There is food other than tapas – salads, sandwiches, burgers, pasta and perhaps a half-dozen main dishes (grilled salmon, lamb shank, filet mignon…) – none of which I can comment on other than to suggest the prices are reasonable. We were there to graze and groove. For that, Tango fit the bill.
And if you’ve ever thought, mid-manicure, say, that a martini might be called for, Tango can deliver. It devotes Wednesday evenings to a package deal: a manicure and a martini for $13. Ladies only.
Le Chien Noir
69 Brock St., (613) 549-5635
Prices (lunch menu): sandwiches/burgers and main dishes $11 to $23
Open daily, for lunch/brunch and dinner
The setting is casual and pleasurable. A zinc bar dominates the long, tall room, interesting art visits the brick walls and we spend some time discussing whether the gleaming pressed tin ceiling is original. Tables are bare at lunch, white linen with brown paper toppers come out for dinner. The large front windows flood the space with midday light.
Lunch at Le Chien Noir is mostly very pleasant, but its beginnings (a superior roasted corn and parsnip soup) and endings (lemon tart with blueberry sorbet) are perhaps more memorable than its middle bits. Though a beet salad with a lemon tarragon crème fraiche is a winner, and the spinach and chevre salad with its spiced pecans and cubes of triple smoked bacon also hits the spot. But soggy fries and dry duck confit mar the house poutine, and the mussels are nasty: thoroughly fishy tasting and steamed to oblivion. The Chien Noir wine list is a strength. The selections are well thought out and kindly priced, and there is considerable choice by the glass or half litre.
44 Princess St., (613) 544-0459
To call Pan Chancho a bakery would be misleading.

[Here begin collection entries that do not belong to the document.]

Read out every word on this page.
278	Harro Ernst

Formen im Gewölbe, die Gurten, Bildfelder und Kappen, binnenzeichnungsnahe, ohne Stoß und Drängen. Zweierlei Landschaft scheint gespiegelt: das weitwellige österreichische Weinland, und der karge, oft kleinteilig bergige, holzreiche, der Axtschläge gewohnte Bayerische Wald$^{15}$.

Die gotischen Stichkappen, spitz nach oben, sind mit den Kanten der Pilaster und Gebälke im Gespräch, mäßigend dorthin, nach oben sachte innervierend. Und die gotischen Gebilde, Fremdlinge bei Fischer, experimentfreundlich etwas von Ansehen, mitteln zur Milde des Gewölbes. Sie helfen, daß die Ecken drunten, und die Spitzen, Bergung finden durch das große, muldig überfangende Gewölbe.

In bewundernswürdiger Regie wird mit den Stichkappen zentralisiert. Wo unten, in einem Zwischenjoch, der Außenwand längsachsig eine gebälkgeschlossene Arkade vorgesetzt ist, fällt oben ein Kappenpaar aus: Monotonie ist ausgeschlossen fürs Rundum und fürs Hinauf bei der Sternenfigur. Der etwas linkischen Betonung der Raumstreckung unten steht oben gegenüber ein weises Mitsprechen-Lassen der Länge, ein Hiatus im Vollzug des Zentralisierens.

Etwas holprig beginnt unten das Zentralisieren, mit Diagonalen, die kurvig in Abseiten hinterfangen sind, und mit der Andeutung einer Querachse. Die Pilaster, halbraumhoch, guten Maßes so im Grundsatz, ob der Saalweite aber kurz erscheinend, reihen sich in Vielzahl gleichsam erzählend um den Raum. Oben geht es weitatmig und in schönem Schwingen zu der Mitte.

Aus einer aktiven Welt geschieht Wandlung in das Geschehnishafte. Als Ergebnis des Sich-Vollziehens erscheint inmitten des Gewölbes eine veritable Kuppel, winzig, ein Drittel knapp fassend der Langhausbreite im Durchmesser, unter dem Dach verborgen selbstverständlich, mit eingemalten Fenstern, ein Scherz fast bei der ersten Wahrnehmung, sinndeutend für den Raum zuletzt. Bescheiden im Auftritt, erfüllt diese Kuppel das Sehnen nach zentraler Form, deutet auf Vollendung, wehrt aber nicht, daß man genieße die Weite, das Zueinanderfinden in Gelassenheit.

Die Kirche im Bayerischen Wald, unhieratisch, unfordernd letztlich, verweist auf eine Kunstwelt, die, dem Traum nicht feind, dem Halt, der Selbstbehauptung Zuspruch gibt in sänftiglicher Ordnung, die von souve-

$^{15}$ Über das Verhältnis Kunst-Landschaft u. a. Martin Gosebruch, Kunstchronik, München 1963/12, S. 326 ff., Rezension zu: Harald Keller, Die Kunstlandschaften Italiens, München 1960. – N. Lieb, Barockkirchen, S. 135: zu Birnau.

It is a bakery and its breads (try the anise and organic fig) and desserts are marvellous, but it’s also a cheese shop (over 70 on offer), a prepared-foods-to-go shop (highlights include pork and arugula dumplings, duck brioche, incredible potato salad with pepita seeds and curried cauliflower, fragrant lamb shanks, moist salmon with salsa verde and perfect ratatouille) and a dandy place to pick up superior products for the pantry shelves.
Freebies are always on offer – a couple of raw milk cheeses, a hunk of stinking Stilton and slices of fresh bread, with no surly sign attached “One sample only please.” When the cheese runs out, the house pate arrives on chunks of pain de campagne. Servers move about with breezy grace and on a Sunday morning the place is wildly busy. At the rear, the Pan Chancho café serves breakfast, lunch and dinner daily.
We go wild at the take away counter and at the cheese shop, and have a fine picnic by the lake. Zal and Rose, I suspect, would have been impressed.